The Walking Rock Alphabet: F

Today’s choice was a no-brainer, although a visit from my nephew almost made my walk not happen. Luckily, my son was home and they were off in video game land, giving me the hour I needed to head out on this PERFECT fall day.
My album of the day is by far the longest of this little project, but it just had to be chosen, and given the weather conditions I had no worries I’d make my longest venture to date. The recording in question? Folker, Paul Westerberg’s 2004 masterpiece. 
A masterpiece? Yes. Sure, it’s no Let It Be, Tim, or Pleased to Meet Me, Westerberg’s legendary Replacements albums. As far as his solo career, however, Folker tops the list, and was not only my favorite album of 2004 but my choice of Album of the Decade!
It’s certainly not for everybody, particularly since it is one of Paul’s home recordings where he plays every instrument (including somewhat annoying plodding drums). Among the Westerberg faithful, Mono’s garage band sound quite often gets the nod, while that album’s folk-ish companion, Stereo, contains many of his best solo songs.
It’s Folker for me, though, primarily because of the album’s full sound.
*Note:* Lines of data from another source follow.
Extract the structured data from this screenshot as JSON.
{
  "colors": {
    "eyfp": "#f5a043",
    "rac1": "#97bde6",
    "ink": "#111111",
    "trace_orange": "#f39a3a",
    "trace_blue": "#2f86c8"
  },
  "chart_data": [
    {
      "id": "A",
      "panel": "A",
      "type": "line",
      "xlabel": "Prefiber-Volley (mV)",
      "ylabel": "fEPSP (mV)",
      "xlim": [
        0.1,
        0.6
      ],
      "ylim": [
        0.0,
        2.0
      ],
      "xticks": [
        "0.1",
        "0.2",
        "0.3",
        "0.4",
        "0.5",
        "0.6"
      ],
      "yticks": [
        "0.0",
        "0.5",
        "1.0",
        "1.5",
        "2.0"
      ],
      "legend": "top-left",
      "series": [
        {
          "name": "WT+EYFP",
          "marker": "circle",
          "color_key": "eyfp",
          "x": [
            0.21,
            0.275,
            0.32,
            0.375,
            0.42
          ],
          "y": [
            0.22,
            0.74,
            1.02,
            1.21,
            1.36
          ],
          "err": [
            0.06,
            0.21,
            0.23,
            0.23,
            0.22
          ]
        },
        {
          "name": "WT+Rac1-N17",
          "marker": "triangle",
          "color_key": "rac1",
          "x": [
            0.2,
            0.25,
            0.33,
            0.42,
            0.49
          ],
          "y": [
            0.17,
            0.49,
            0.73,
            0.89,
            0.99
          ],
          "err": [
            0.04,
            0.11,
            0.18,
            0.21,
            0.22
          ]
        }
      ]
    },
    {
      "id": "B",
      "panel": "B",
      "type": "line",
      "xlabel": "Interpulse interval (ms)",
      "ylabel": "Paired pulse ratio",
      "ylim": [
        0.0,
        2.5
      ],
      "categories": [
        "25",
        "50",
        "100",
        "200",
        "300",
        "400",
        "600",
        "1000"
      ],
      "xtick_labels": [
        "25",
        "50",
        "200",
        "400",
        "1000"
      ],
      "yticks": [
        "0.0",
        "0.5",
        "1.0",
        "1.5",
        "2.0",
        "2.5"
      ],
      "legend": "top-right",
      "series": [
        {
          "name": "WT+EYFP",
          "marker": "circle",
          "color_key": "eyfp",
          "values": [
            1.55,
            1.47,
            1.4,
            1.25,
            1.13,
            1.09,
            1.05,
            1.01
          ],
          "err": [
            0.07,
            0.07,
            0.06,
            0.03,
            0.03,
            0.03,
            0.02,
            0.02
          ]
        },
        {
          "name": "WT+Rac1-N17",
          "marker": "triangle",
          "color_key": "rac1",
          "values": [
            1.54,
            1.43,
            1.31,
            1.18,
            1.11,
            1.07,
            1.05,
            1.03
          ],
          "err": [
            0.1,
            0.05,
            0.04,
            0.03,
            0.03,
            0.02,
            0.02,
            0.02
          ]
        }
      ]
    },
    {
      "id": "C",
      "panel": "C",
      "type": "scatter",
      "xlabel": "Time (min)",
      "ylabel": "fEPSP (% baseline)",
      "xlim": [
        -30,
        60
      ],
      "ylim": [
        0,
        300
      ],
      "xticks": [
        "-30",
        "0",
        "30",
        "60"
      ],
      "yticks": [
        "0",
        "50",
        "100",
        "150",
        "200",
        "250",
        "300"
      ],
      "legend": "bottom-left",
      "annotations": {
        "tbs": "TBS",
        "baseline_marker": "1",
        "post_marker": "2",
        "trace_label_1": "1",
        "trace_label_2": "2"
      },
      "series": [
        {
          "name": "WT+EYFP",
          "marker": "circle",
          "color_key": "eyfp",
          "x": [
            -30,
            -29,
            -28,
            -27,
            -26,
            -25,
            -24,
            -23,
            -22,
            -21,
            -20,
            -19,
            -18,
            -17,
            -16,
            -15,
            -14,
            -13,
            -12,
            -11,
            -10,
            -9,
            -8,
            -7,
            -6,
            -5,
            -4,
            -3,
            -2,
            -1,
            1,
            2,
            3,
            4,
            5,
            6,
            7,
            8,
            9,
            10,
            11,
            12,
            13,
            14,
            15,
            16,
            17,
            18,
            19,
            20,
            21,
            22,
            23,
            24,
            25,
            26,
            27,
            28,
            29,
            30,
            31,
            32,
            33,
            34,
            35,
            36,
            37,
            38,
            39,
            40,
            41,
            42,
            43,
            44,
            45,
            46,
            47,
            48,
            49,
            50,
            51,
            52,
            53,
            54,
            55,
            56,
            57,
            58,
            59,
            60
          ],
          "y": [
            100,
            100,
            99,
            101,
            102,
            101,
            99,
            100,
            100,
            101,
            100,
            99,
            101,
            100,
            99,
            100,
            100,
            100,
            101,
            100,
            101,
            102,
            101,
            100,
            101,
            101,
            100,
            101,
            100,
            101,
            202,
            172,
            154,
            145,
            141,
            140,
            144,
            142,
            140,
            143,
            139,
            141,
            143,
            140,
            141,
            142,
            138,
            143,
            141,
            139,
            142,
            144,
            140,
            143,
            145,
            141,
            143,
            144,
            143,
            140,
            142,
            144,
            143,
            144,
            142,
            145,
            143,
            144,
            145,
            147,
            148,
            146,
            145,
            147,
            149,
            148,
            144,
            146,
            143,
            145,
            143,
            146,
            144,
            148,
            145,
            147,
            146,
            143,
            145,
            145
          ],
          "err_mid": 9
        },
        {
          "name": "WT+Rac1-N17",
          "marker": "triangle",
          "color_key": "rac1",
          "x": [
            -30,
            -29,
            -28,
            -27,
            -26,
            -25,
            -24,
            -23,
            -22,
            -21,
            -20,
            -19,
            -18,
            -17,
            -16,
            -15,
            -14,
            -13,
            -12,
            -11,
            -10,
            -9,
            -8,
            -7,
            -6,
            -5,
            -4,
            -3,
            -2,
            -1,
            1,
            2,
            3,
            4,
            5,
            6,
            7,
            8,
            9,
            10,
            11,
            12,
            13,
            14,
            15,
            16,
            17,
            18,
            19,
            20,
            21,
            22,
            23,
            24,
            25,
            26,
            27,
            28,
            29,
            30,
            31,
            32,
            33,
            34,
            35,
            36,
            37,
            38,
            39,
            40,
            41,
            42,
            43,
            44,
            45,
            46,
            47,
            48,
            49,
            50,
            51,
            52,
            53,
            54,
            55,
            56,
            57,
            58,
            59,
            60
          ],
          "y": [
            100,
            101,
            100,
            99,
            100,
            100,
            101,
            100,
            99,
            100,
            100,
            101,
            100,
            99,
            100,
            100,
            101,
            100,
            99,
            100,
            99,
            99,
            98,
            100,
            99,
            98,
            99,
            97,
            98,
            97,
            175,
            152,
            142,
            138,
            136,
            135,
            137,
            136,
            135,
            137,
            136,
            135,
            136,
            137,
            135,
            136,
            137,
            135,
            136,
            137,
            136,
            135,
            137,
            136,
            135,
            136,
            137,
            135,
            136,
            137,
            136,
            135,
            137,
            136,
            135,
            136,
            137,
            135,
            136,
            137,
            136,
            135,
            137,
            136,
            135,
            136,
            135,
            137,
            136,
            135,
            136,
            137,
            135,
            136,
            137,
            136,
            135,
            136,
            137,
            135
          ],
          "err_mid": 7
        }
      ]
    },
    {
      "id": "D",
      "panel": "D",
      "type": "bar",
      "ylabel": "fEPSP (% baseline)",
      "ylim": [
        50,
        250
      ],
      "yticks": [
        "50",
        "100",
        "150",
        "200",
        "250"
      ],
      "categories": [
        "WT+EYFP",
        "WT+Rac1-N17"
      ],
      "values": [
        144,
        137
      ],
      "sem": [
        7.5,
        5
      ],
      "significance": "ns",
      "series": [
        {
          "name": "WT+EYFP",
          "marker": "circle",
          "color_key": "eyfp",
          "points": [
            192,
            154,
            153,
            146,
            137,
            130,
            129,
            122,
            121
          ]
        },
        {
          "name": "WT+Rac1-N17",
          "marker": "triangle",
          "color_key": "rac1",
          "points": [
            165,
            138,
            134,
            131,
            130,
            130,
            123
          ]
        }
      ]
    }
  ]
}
While many of his one-man band albums sound like first-take demos, Folker is almost lush. Or as lush as a person can get fiddling around in his basement. Ignore the drums. They are shit, and I’m sure Paul would admit to such. His guitar playing is top-notch, and the layered mix of electric and acoustics are on a par with anything he could have recorded in a “real” studio.
None of that would matter if the songs were garbage, and anybody reading this would know my answer to that. With the exception of a throwaway opener (“Jingle”), and a mid-album lull (“$100 Groom” and “23 Years Ago”), these are all top-notch tracks. In fact, I’ll take the six-song stretch run after “23 Years Ago” up against even the best Replacements half-album. The melodies are strong, the wordplay is typical top-notch Westerberg, and the album flows from power pop (“As Far As I Know”) to folk-rock (“What About Mine”, “How Can You Like Him?”) to Faces-ish raunch and roll (“Folk Star”).
Speaking of Westerberg, yesterday Rolling Stone released their full interview with him regarding that upcoming reunion EP with Tommy Stinson, and I’m starting to believe he’s ready to crawl out of his suburban Minneapolis home (I hope, at least). You should all head over there and read it, as it’s full of some great self-deprecating lines about himself, Slim, Tommy, and “the R word”. He even has a tongue-in-cheek response to Color Me Obsessed:
“I recognized most of the people, and some of them I thought, How dare you, you shameful so and so? Why don't you get a life? I was embarrassed by it more than anything, I guess. Wouldn't you be, if a movie described every little intricate thing about your life? That thing, the R band, the 'Mats, they don't even really belong to us anymore.”
Great stuff, and I’ll be posting more on the EP to benefit Slim as further news comes out.